Opinion
No. 15–P–1670.
10-21-2016
MEMORANDUM AND ORDER PURSUANT TO RULE 1:28
Michael Opare (employee) appeals from a decision of the reviewing board of the Department of Industrial Accidents (board). The board summarily affirmed a decision by an administrative judge that denied the employee's claim for medical expense benefits for back surgery. The employee argues that the administrative judge, in finding that the employee's back surgery was not causally related to his admitted industrial injury, lacked sufficient reasoning for adopting other physicians' opinions over that of the impartial physician. We disagree with the employee's contentions.
The employee's current claim derives from a prior appeal, Opare's Case, 77 Mass.App.Ct. 539 (2010) (Opare I ). In Opare I, an administrative judge approved a lump sum settlement between the employee and the insurer in spite of the employee's objections. The employee filed a complaint in Superior Court seeking a declaration that the lump sum settlement was and void. The Superior Court judge dismissed the complaint on the basis that the employee failed to exhaust his administrative remedies. We reversed the judgment of dismissal and remanded for a declaration that the lump sum settlement was and void and ordered the reinstatement of the employee's worker's compensation claim with the Department of Industrial Accidents. Id. at 544–545. The employee's new worker's compensation claim was settled by lump sum settlement in 2012. This case arises out of the employee's separate claim for medical expense benefits. See note 2, infra.
In 2010, the employee had back surgery for which the insurer refused to pay.
Discussion. We review the administrative judge's decision, as affirmed by the board, pursuant to the standards of the Administrative Procedure Act, G.L. c. 30A, § 14(7)(a )-(d ) and (f )-(g ), and determine if the decision is based on an error of law, arbitrary or capricious, an abuse of discretion, or otherwise not in accordance with law. See Wilson's Case, 89 Mass.App.Ct. 398, 400 (2016).

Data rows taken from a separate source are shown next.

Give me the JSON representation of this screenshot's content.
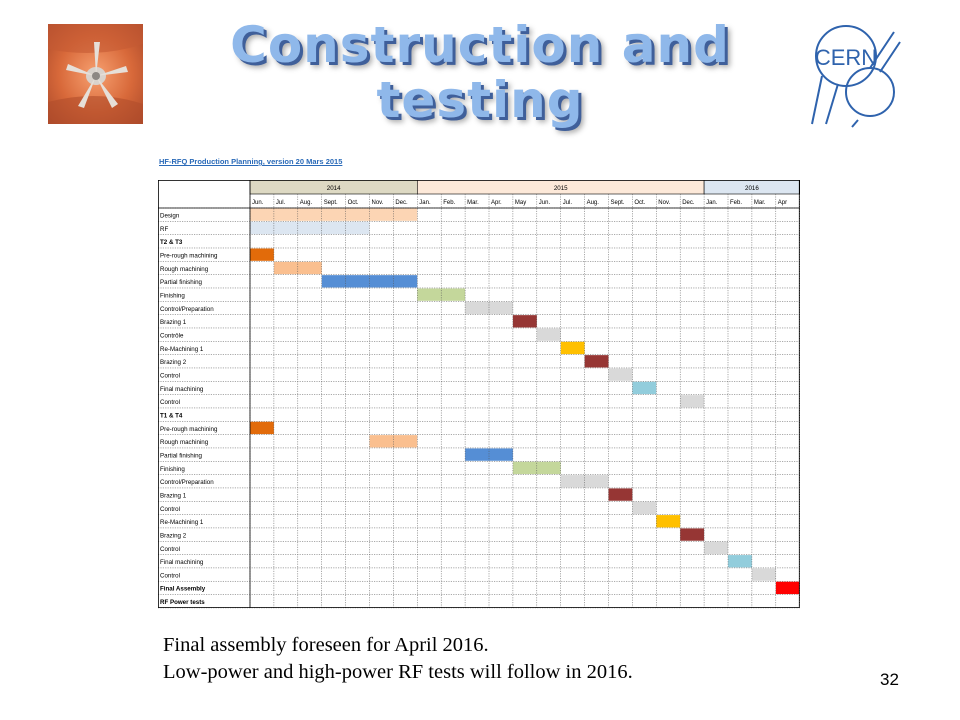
{
  "slide": {
    "title_line1": "Construction and",
    "title_line2": "testing",
    "logo_text": "CERN",
    "page_number": "32",
    "caption_line1": "Final assembly foreseen for April 2016.",
    "caption_line2": "Low-power and high-power RF tests will follow in 2016."
  },
  "gantt": {
    "title": "HF-RFQ Production Planning, version 20 Mars 2015",
    "years": [
      {
        "label": "2014",
        "span": 7,
        "color": "#ddd9c3"
      },
      {
        "label": "2015",
        "span": 12,
        "color": "#fde9d9"
      },
      {
        "label": "2016",
        "span": 4,
        "color": "#dce6f1"
      }
    ],
    "months": [
      "Jun.",
      "Jul.",
      "Aug.",
      "Sept.",
      "Oct.",
      "Nov.",
      "Dec.",
      "Jan.",
      "Feb.",
      "Mar.",
      "Apr.",
      "May",
      "Jun.",
      "Jul.",
      "Aug.",
      "Sept.",
      "Oct.",
      "Nov.",
      "Dec.",
      "Jan.",
      "Feb.",
      "Mar.",
      "Apr"
    ],
    "tasks": [
      {
        "label": "Design",
        "bold": false,
        "start": 0,
        "span": 7,
        "color": "#fcd5b4"
      },
      {
        "label": "RF",
        "bold": false,
        "start": 0,
        "span": 5,
        "color": "#dce6f1"
      },
      {
        "label": "T2 & T3",
        "bold": true
      },
      {
        "label": "Pre-rough machining",
        "bold": false,
        "start": 0,
        "span": 1,
        "color": "#e26b0a"
      },
      {
        "label": "Rough machining",
        "bold": false,
        "start": 1,
        "span": 2,
        "color": "#fabf8f"
      },
      {
        "label": "Partial finishing",
        "bold": false,
        "start": 3,
        "span": 4,
        "color": "#558ed5"
      },
      {
        "label": "Finishing",
        "bold": false,
        "start": 7,
        "span": 2,
        "color": "#c4d79b"
      },
      {
        "label": "Control/Preparation",
        "bold": false,
        "start": 9,
        "span": 2,
        "color": "#d9d9d9"
      },
      {
        "label": "Brazing 1",
        "bold": false,
        "start": 11,
        "span": 1,
        "color": "#963634"
      },
      {
        "label": "Contrôle",
        "bold": false,
        "start": 12,
        "span": 1,
        "color": "#d9d9d9"
      },
      {
        "label": "Re-Machining 1",
        "bold": false,
        "start": 13,
        "span": 1,
        "color": "#ffc000"
      },
      {
        "label": "Brazing 2",
        "bold": false,
        "start": 14,
        "span": 1,
        "color": "#963634"
      },
      {
        "label": "Control",
        "bold": false,
        "start": 15,
        "span": 1,
        "color": "#d9d9d9"
      },
      {
        "label": "Final machining",
        "bold": false,
        "start": 16,
        "span": 1,
        "color": "#92cddc"
      },
      {
        "label": "Control",
        "bold": false,
        "start": 18,
        "span": 1,
        "color": "#d9d9d9"
      },
      {
        "label": "T1 & T4",
        "bold": true
      },
      {
        "label": "Pre-rough machining",
        "bold": false,
        "start": 0,
        "span": 1,
        "color": "#e26b0a"
      },
      {
        "label": "Rough machining",
        "bold": false,
        "start": 5,
        "span": 2,
        "color": "#fabf8f"
      },
      {
        "label": "Partial finishing",
        "bold": false,
        "start": 9,
        "span": 2,
        "color": "#558ed5"
      },
      {
        "label": "Finishing",
        "bold": false,
        "start": 11,
        "span": 2,
        "color": "#c4d79b"
      },
      {
        "label": "Control/Preparation",
        "bold": false,
        "start": 13,
        "span": 2,
        "color": "#d9d9d9"
      },
      {
        "label": "Brazing 1",
        "bold": false,
        "start": 15,
        "span": 1,
        "color": "#963634"
      },
      {
        "label": "Control",
        "bold": false,
        "start": 16,
        "span": 1,
        "color": "#d9d9d9"
      },
      {
        "label": "Re-Machining 1",
        "bold": false,
        "start": 17,
        "span": 1,
        "color": "#ffc000"
      },
      {
        "label": "Brazing 2",
        "bold": false,
        "start": 18,
        "span": 1,
        "color": "#963634"
      },
      {
        "label": "Control",
        "bold": false,
        "start": 19,
        "span": 1,
        "color": "#d9d9d9"
      },
      {
        "label": "Final machining",
        "bold": false,
        "start": 20,
        "span": 1,
        "color": "#92cddc"
      },
      {
        "label": "Control",
        "bold": false,
        "start": 21,
        "span": 1,
        "color": "#d9d9d9"
      },
      {
        "label": "Final Assembly",
        "bold": true,
        "start": 22,
        "span": 1,
        "color": "#ff0000"
      },
      {
        "label": "RF Power tests",
        "bold": true
      }
    ]
  }
}
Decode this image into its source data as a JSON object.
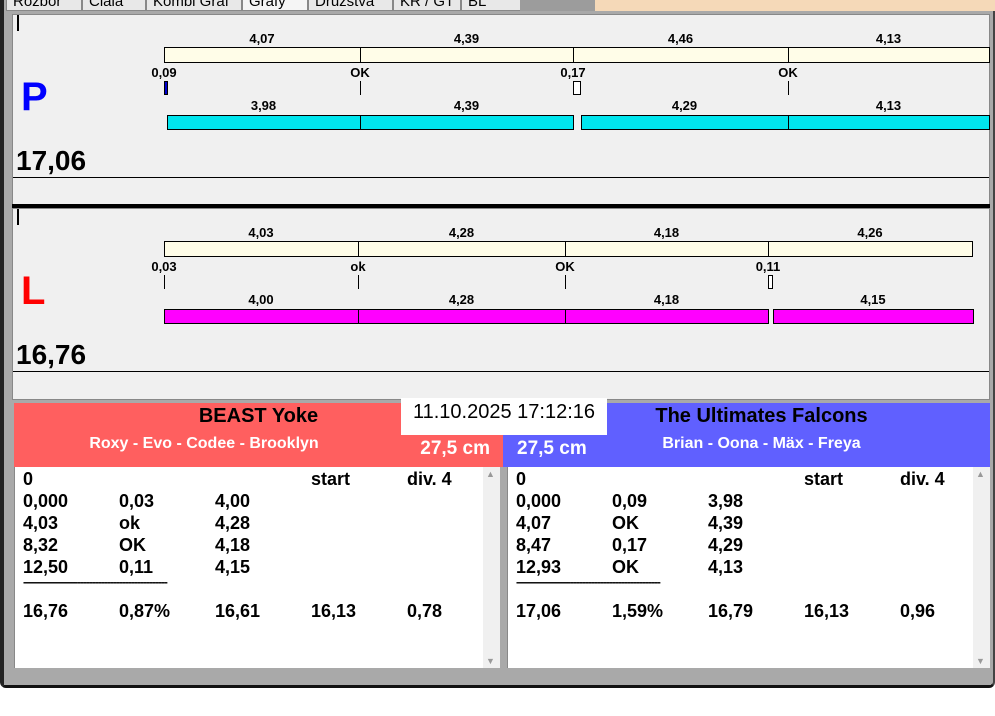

In accordance with G.L. c. 152, § 11A, an impartial medical examiner, Dr. Steven Silver, examined the employee and opined that the employee's “difficulties bear a causal relationship to his [2006] injury at work.” Dr. Silver further concluded that the employee had preexisting spinal stenosis but experienced “no prior symptoms for his difficulties.” The administrative judge found this report to be “adequate” and admitted it in evidence as required by statute. See G.L. c. 152, § 11A (administrative judge is statutorily required to accord findings of impartial physicians prima facie status). However, the administrative judge then appropriately, as is within his discretion, requested additional medical evidence due to the “complexity [of the case] in that the surgery was long ago as was the injury.” See Higgins's Case, 460 Mass. 50, 60 (2011), quoting from G.L. c. 152, § 11A(2) ( “[A]dditional medical evidence may be admitted only on a finding by the administrative judge that it is necessary ‘due to the complexity of the medical issues involved’ ”).
The employee does not contest the administrative judge's decision to allow additional medical evidence, sua sponte, nor does he contest the administrative judge's rationale for that decision. Instead, he argues that the administrative judge failed to provide adequate reasoning for adopting other physicians' opinions rather than that of the impartial physician. An administrative judge's findings must be “reasonably deduced from the evidence and the rational inferences of which it was susceptible.” Pilon's Case, 69 Mass.App.Ct. 167, 169 (2007). Here, the administrative judge explicitly stated that “after reviewing all of the medical evidence submitted,” he adopted the opinions of Dr. Richard Anderson and Dr. Kevin Sullivan. Based on these medical opinions, and specifically persuaded by Dr. Anderson's opinion, the administrative judge found that the employee's subsequent surgical treatment was a “result of the [employee's] preexisting condition[s] ... and not the reported work injury.” See ibid. (“Findings of fact, assessments of credibility, and determinations of the weight to be given the evidence are the exclusive function of the administrative judge”). We therefore conclude that the administrative judge's findings were not “wholly lacking in evidentiary support or ... tainted by errors of law.” Woolfall's Case, 13 Mass.App.Ct. 1070, 1070 (1982), quoting from Sweeney's Case, 3 Mass.App.Ct. 284, 286–287 (1975).
The administrative judge also stated that he considered “the testimony and evidence presented,” including his “observation of the [e]mployee, his demeanor and judging his veracity, as well [as] taking into account his education, training and work history.”
The employee's request for attorney's fees is denied.
Decision of reviewing board of Department of Industrial Accidents affirmed.